In the mid-1950s, women manga artists began serializing in girls manga magazines tales of mother-daughter relationships, the worlds of entertainment and high society, romantic love (albeit only the most insipidly sentimental kind), and supernatural experiences. This was an age of women manga artists creating works for other women and was essentially devoid of works suitable for men. The only exception was Mizuno Hideko, the single spot of feminine color in the legendary Tokiwa group, whose no-holds-barred work "Fire," which featured a rock singer as its protagonist, also enjoyed a male readership.
The mid-1970s saw the emergence of "New Wave" shojo manga, which included artists then in their mid-twenties such as Hagio Moto, Takemiya Keiko, Oshima Yumiko, and Yamagishi Ryoko.

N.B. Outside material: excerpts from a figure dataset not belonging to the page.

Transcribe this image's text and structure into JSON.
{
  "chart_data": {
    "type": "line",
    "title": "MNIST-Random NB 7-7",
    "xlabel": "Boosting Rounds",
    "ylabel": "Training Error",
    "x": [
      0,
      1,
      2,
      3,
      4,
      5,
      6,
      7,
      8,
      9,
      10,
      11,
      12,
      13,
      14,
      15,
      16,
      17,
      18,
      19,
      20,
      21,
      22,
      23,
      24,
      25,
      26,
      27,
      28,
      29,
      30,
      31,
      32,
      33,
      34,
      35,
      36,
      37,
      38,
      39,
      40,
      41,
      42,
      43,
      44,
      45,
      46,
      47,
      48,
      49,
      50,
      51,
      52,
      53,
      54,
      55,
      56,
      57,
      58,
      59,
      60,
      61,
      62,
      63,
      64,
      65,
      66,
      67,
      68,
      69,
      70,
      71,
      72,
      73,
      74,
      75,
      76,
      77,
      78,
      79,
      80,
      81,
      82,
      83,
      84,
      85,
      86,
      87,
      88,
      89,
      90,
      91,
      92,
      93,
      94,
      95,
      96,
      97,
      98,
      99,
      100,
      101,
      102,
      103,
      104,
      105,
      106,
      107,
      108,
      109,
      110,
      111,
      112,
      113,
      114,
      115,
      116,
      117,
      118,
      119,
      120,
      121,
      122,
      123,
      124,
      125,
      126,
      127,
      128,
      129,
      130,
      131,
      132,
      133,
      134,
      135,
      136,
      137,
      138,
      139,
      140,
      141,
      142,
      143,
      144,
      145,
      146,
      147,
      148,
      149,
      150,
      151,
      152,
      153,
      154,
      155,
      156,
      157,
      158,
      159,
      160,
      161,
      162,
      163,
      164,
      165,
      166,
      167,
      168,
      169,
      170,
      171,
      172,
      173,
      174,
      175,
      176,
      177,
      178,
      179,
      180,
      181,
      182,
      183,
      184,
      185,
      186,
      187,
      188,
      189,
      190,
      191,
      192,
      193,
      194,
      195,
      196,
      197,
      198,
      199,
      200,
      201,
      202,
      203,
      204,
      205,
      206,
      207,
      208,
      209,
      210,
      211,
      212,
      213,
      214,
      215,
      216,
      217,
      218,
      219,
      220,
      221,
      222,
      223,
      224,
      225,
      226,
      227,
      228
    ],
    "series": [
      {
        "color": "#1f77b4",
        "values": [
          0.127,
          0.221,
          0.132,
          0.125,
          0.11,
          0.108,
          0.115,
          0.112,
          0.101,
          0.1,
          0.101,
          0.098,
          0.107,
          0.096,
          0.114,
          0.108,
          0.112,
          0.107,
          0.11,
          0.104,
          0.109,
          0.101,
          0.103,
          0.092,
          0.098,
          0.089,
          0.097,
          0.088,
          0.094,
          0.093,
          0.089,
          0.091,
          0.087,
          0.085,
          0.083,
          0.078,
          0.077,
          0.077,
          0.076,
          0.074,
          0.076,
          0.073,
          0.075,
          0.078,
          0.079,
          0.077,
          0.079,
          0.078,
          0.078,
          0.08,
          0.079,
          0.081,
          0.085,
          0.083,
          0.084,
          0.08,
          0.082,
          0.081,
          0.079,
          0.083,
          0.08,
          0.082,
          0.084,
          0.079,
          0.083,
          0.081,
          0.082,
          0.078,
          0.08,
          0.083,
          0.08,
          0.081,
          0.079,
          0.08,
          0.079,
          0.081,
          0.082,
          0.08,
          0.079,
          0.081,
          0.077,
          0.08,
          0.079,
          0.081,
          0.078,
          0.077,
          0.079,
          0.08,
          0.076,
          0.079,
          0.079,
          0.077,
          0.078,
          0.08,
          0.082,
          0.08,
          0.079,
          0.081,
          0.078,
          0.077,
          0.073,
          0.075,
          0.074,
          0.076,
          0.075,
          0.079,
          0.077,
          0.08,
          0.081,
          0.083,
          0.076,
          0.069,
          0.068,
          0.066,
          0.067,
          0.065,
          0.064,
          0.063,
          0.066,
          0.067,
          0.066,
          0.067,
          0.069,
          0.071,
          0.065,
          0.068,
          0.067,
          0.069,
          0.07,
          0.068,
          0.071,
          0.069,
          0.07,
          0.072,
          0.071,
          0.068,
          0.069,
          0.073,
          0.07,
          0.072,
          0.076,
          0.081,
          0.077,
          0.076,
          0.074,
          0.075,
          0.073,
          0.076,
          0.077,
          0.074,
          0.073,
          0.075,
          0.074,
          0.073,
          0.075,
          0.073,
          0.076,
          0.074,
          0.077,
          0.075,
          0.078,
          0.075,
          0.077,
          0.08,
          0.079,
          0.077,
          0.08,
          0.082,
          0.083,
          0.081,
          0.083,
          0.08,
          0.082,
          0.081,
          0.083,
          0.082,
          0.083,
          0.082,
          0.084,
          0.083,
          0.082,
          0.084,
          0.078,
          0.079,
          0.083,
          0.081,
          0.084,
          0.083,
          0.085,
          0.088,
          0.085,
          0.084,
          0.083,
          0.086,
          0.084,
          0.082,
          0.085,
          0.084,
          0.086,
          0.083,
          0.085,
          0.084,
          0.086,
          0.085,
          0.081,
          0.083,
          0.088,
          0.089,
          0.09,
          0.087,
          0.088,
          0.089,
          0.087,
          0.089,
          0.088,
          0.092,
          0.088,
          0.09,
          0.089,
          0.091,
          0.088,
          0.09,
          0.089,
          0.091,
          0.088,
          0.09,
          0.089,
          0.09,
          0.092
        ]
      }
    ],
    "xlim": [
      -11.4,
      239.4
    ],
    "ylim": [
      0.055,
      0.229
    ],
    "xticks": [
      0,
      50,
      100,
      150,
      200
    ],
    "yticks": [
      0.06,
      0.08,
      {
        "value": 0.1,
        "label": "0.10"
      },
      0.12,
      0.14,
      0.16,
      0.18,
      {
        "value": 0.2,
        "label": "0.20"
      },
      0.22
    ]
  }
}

These women belonged to a generation brought up on postwar manga. They produced manga dealing with science fiction, fantasy, and young boys in love. Portrayals of young homosexual boys in love with each other seem to have struck girl readers as more romantic than the coarse reality of heterosexual romance and also gave the artists more freedom to exercise their creativity. Needless to say, these tales of homosexual romance were also played out in imagined Occidental settings. These new works went beyond the boundaries of shojo manga as it had been and, liberated from the imperative to be "ladylike," went on to achieve a significant male readership as well. As a result, many female manga artists began to be commissioned to write for magazines aimed at men and boys.
With the increasing specialization of manga magazines in the eighties publishers began to compete to bring out more and more new magazines. Whereas manga for women had previously been limited to those written with young girls in mind, a new market began to develop for manga intended for adult women. These new women's comics dealt with adult love affairs, marriage, and social and historical themes which would not have been appropriate as shojo manga. In Japanicized English this new genre is known as "redisu komikku," or "ladies comics."
The late 1980s saw the appearance of a number of pornographic manga magazines within the ladies comic genre. They were brought out by smaller publishing houses but quickly stole audiences away from the more moderate ladies comics. These manga treat topics ranging from rape to incest, to lesbianism, scatology and necrophilia. But even with this outrageous content, not all of them rehearse reactionary notions of sex. Many of them also incorporate a progressive vision of sexuality promoting human rights and women's liberation.